A strong quake struck off the west coast of Indonesia’s Sumatra island early on March 14, sending residents fleeing from their homes, but no damage or victims were reported immediately.
The shallow 6.7-magnitude earthquake hit at 4:06am (2109 GMT) at a depth of 21km, with its epicentre 167km west of the coastal city of Pariaman, the US Geological Survey (USGS) said.
The epicentre was 197km from Padang, the capital and largest city in West Sumatra province.
“The earthquake was felt for one minute at moderate intensity as people got panic and fled their homes,” said the National Disaster Mitigation Agency (BNPB) in an initial report.

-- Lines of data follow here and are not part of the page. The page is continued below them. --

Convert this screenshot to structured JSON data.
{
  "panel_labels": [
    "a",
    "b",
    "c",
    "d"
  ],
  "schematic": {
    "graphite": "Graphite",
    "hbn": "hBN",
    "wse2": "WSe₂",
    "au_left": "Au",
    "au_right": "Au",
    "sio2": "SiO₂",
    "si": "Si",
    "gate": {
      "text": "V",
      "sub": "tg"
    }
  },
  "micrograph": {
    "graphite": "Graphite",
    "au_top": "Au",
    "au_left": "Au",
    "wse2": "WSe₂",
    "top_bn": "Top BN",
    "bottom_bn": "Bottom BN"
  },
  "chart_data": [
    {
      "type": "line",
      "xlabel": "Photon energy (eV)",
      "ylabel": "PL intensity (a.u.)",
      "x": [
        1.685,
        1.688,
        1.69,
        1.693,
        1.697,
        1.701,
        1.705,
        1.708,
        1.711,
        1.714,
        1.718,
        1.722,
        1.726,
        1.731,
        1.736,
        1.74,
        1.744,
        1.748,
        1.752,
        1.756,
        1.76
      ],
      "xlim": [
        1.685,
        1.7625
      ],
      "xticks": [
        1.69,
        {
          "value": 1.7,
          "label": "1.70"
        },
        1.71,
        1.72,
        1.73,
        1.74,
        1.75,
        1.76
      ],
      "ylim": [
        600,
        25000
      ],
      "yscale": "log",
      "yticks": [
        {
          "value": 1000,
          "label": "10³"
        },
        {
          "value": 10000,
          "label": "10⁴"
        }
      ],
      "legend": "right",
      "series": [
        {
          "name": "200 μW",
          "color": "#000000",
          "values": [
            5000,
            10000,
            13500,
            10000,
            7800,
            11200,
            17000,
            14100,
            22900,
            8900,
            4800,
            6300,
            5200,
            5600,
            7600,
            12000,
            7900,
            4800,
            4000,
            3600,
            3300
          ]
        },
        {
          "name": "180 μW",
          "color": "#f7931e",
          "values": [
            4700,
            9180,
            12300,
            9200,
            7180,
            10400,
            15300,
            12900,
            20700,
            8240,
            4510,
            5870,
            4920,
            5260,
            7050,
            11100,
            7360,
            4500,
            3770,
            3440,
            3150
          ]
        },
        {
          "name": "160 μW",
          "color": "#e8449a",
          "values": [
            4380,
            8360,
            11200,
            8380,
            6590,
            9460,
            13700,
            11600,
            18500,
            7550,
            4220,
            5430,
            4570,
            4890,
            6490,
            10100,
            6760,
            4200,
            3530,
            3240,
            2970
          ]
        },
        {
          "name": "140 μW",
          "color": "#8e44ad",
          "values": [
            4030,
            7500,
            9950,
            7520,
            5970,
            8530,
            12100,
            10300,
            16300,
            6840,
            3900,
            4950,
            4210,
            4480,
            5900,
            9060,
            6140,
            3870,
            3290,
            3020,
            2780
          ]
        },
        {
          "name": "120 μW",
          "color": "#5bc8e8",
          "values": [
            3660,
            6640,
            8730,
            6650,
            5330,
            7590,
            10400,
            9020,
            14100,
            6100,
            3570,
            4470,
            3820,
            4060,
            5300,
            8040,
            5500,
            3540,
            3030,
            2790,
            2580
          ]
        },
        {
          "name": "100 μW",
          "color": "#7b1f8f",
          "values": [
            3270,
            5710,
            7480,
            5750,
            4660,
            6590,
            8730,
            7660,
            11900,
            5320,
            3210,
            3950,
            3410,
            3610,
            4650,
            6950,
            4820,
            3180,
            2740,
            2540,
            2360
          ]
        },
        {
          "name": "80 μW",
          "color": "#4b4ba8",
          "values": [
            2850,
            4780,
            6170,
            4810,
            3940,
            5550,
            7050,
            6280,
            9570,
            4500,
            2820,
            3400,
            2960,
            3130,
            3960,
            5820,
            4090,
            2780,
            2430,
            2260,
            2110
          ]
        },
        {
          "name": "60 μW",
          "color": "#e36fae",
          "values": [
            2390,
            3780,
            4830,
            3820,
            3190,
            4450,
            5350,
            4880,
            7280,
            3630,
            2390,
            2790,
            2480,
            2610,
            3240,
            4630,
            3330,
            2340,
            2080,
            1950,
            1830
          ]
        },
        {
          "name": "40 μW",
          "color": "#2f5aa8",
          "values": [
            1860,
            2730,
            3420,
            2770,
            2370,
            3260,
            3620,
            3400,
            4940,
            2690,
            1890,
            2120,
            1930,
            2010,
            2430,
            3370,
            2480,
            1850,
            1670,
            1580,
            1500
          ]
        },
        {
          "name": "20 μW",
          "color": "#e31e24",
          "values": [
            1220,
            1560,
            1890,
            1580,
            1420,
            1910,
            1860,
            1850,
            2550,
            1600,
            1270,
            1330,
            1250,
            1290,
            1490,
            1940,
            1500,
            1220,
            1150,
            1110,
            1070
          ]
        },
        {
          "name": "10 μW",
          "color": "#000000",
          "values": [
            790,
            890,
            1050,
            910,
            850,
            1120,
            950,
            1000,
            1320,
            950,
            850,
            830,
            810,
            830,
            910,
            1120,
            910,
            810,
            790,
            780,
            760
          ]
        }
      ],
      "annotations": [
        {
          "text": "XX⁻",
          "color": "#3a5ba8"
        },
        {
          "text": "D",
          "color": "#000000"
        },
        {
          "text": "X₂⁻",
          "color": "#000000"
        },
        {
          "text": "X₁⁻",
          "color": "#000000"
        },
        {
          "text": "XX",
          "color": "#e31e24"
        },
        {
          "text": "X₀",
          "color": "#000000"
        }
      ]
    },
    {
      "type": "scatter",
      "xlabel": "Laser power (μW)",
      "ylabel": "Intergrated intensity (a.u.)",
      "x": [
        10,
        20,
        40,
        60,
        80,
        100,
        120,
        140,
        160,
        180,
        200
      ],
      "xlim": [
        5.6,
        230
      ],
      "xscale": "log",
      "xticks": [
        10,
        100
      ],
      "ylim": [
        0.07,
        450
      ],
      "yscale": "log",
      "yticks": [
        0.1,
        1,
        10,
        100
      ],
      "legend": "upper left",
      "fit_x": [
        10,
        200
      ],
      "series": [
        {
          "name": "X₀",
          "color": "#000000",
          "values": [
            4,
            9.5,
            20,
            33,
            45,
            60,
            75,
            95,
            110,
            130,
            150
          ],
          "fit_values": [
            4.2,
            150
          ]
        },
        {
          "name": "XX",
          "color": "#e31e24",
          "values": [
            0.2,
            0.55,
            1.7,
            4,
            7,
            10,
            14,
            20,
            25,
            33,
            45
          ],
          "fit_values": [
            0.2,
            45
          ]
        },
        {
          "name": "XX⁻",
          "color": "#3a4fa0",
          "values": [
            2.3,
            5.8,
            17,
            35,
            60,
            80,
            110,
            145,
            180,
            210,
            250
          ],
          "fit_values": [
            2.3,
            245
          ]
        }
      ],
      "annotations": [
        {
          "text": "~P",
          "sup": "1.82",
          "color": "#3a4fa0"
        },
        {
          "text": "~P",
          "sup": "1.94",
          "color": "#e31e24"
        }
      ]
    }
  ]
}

The tremor was followed by a series of strong aftershocks, according to the Indonesian geophysics agency.
The Pacific Tsunami Warning Centre initially said that the earthquake could potentially generate a tsunami affecting the Indian Ocean region, but it soon lifted the warning.

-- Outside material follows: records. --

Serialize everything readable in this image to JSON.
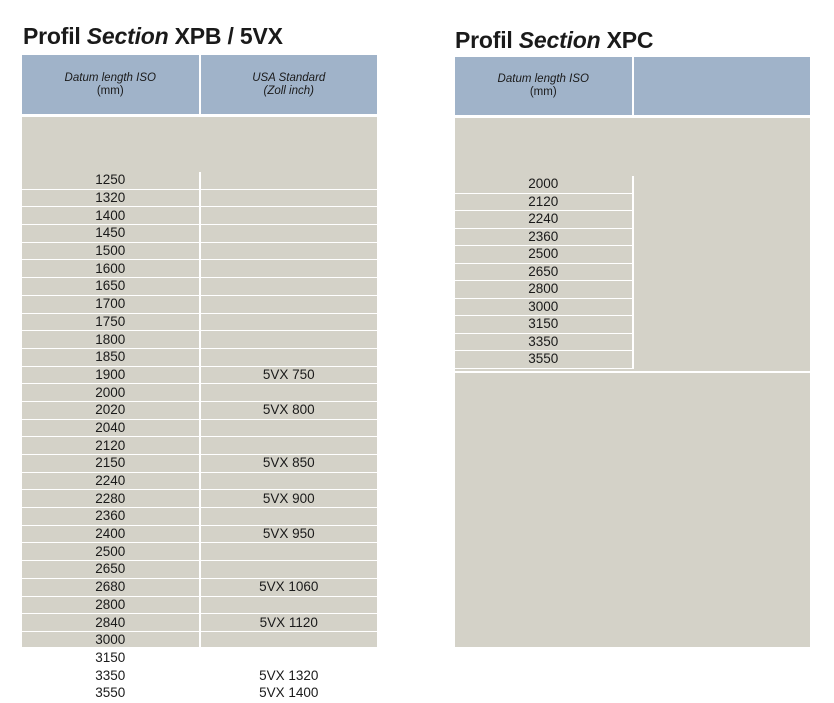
{
  "left": {
    "title_prefix": "Profil ",
    "title_italic": "Section",
    "title_suffix": " XPB / 5VX",
    "col1_line1": "Datum length ISO",
    "col1_line2": "(mm)",
    "col2_line1": "USA Standard",
    "col2_line2": "(Zoll inch)",
    "rows": [
      {
        "iso": "1250",
        "usa": ""
      },
      {
        "iso": "1320",
        "usa": ""
      },
      {
        "iso": "1400",
        "usa": ""
      },
      {
        "iso": "1450",
        "usa": ""
      },
      {
        "iso": "1500",
        "usa": ""
      },
      {
        "iso": "1600",
        "usa": ""
      },
      {
        "iso": "1650",
        "usa": ""
      },
      {
        "iso": "1700",
        "usa": ""
      },
      {
        "iso": "1750",
        "usa": ""
      },
      {
        "iso": "1800",
        "usa": ""
      },
      {
        "iso": "1850",
        "usa": ""
      },
      {
        "iso": "1900",
        "usa": "5VX 750"
      },
      {
        "iso": "2000",
        "usa": ""
      },
      {
        "iso": "2020",
        "usa": "5VX 800"
      },
      {
        "iso": "2040",
        "usa": ""
      },
      {
        "iso": "2120",
        "usa": ""
      },
      {
        "iso": "2150",
        "usa": "5VX 850"
      },
      {
        "iso": "2240",
        "usa": ""
      },
      {
        "iso": "2280",
        "usa": "5VX 900"
      },
      {
        "iso": "2360",
        "usa": ""
      },
      {
        "iso": "2400",
        "usa": "5VX 950"
      },
      {
        "iso": "2500",
        "usa": ""
      },
      {
        "iso": "2650",
        "usa": ""
      },
      {
        "iso": "2680",
        "usa": "5VX 1060"
      },
      {
        "iso": "2800",
        "usa": ""
      },
      {
        "iso": "2840",
        "usa": "5VX 1120"
      },
      {
        "iso": "3000",
        "usa": ""
      },
      {
        "iso": "3150",
        "usa": ""
      },
      {
        "iso": "3350",
        "usa": "5VX 1320"
      },
      {
        "iso": "3550",
        "usa": "5VX 1400"
      }
    ]
  },
  "right": {
    "title_prefix": "Profil ",
    "title_italic": "Section",
    "title_suffix": " XPC",
    "col1_line1": "Datum length ISO",
    "col1_line2": "(mm)",
    "rows": [
      "2000",
      "2120",
      "2240",
      "2360",
      "2500",
      "2650",
      "2800",
      "3000",
      "3150",
      "3350",
      "3550"
    ]
  }
}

“Based on the latest report, there is no damage and victims, but we continue monitoring. The jolt was strongly felt in the South Nias island,” Agus Wibisono, Nias’ Search and Rescue office head said.

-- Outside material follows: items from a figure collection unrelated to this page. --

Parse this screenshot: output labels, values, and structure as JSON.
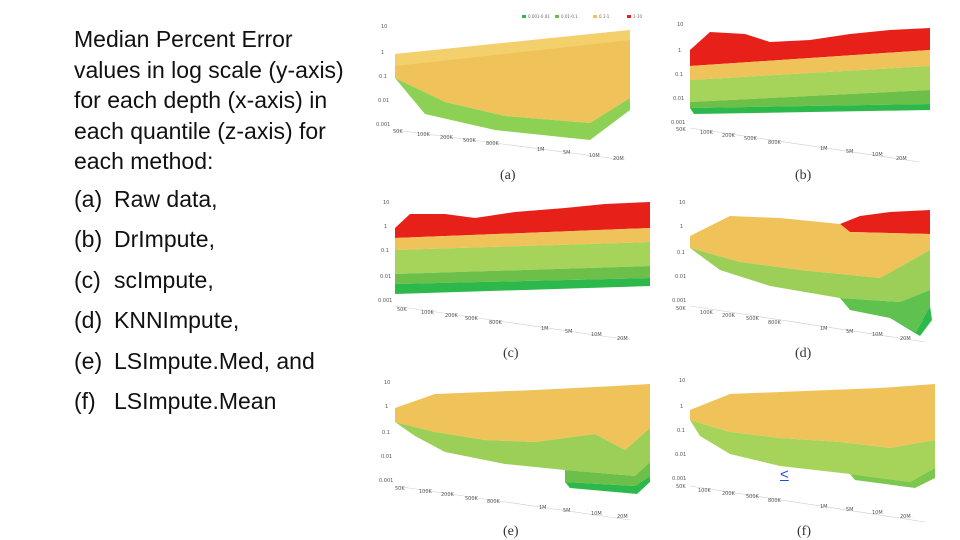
{
  "description_lines": [
    "Median Percent Error",
    "values in log scale (y-axis)",
    "for each depth (x-axis) in",
    "each quantile (z-axis) for",
    "each method:"
  ],
  "methods": [
    {
      "marker": "(a)",
      "label": "Raw data,"
    },
    {
      "marker": "(b)",
      "label": "DrImpute,"
    },
    {
      "marker": "(c)",
      "label": "scImpute,"
    },
    {
      "marker": "(d)",
      "label": "KNNImpute,"
    },
    {
      "marker": "(e)",
      "label": "LSImpute.Med, and"
    },
    {
      "marker": "(f)",
      "label": "LSImpute.Mean"
    }
  ],
  "panels": [
    {
      "caption": "(a)",
      "y_ticks": [
        "10",
        "1",
        "0.1",
        "0.01",
        "0.001"
      ],
      "x_ticks": [
        "50K",
        "100K",
        "200K",
        "500K",
        "800K",
        "1M",
        "5M",
        "10M",
        "20M"
      ],
      "legend": [
        "0.001-0.01",
        "0.01-0.1",
        "0.1-1",
        "1-10"
      ]
    },
    {
      "caption": "(b)",
      "y_ticks": [
        "10",
        "1",
        "0.1",
        "0.01",
        "0.001"
      ],
      "x_ticks": [
        "50K",
        "100K",
        "200K",
        "500K",
        "800K",
        "1M",
        "5M",
        "10M",
        "20M"
      ]
    },
    {
      "caption": "(c)",
      "y_ticks": [
        "10",
        "1",
        "0.1",
        "0.01",
        "0.001"
      ],
      "x_ticks": [
        "50K",
        "100K",
        "200K",
        "500K",
        "800K",
        "1M",
        "5M",
        "10M",
        "20M"
      ]
    },
    {
      "caption": "(d)",
      "y_ticks": [
        "10",
        "1",
        "0.1",
        "0.01",
        "0.001"
      ],
      "x_ticks": [
        "50K",
        "100K",
        "200K",
        "500K",
        "800K",
        "1M",
        "5M",
        "10M",
        "20M"
      ]
    },
    {
      "caption": "(e)",
      "y_ticks": [
        "10",
        "1",
        "0.1",
        "0.01",
        "0.001"
      ],
      "x_ticks": [
        "50K",
        "100K",
        "200K",
        "500K",
        "800K",
        "1M",
        "5M",
        "10M",
        "20M"
      ]
    },
    {
      "caption": "(f)",
      "y_ticks": [
        "10",
        "1",
        "0.1",
        "0.01",
        "0.001"
      ],
      "x_ticks": [
        "50K",
        "100K",
        "200K",
        "500K",
        "800K",
        "1M",
        "5M",
        "10M",
        "20M"
      ]
    }
  ],
  "colors": {
    "red": "#e8201a",
    "orange": "#f0c35a",
    "yellow_green": "#bfd35a",
    "green": "#6cc04a",
    "dark_green": "#2db84b"
  },
  "nav": {
    "label": "<"
  }
}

After the tsunami threat was lifted “the people calmed down,” he added.
A 6.2-magnitude earthquake rocked Sumatra island on February 25, killing 19 people and injuring hundreds.
In 2004, a 9.1-magnitude quake struck the coast of Sumatra and triggered a tsunami that killed 220,000 people throughout the region, including about 170,000 in Indonesia.
Indonesia sits on the Pacific “Ring of Fire”, causing it to experience frequent earthquakes.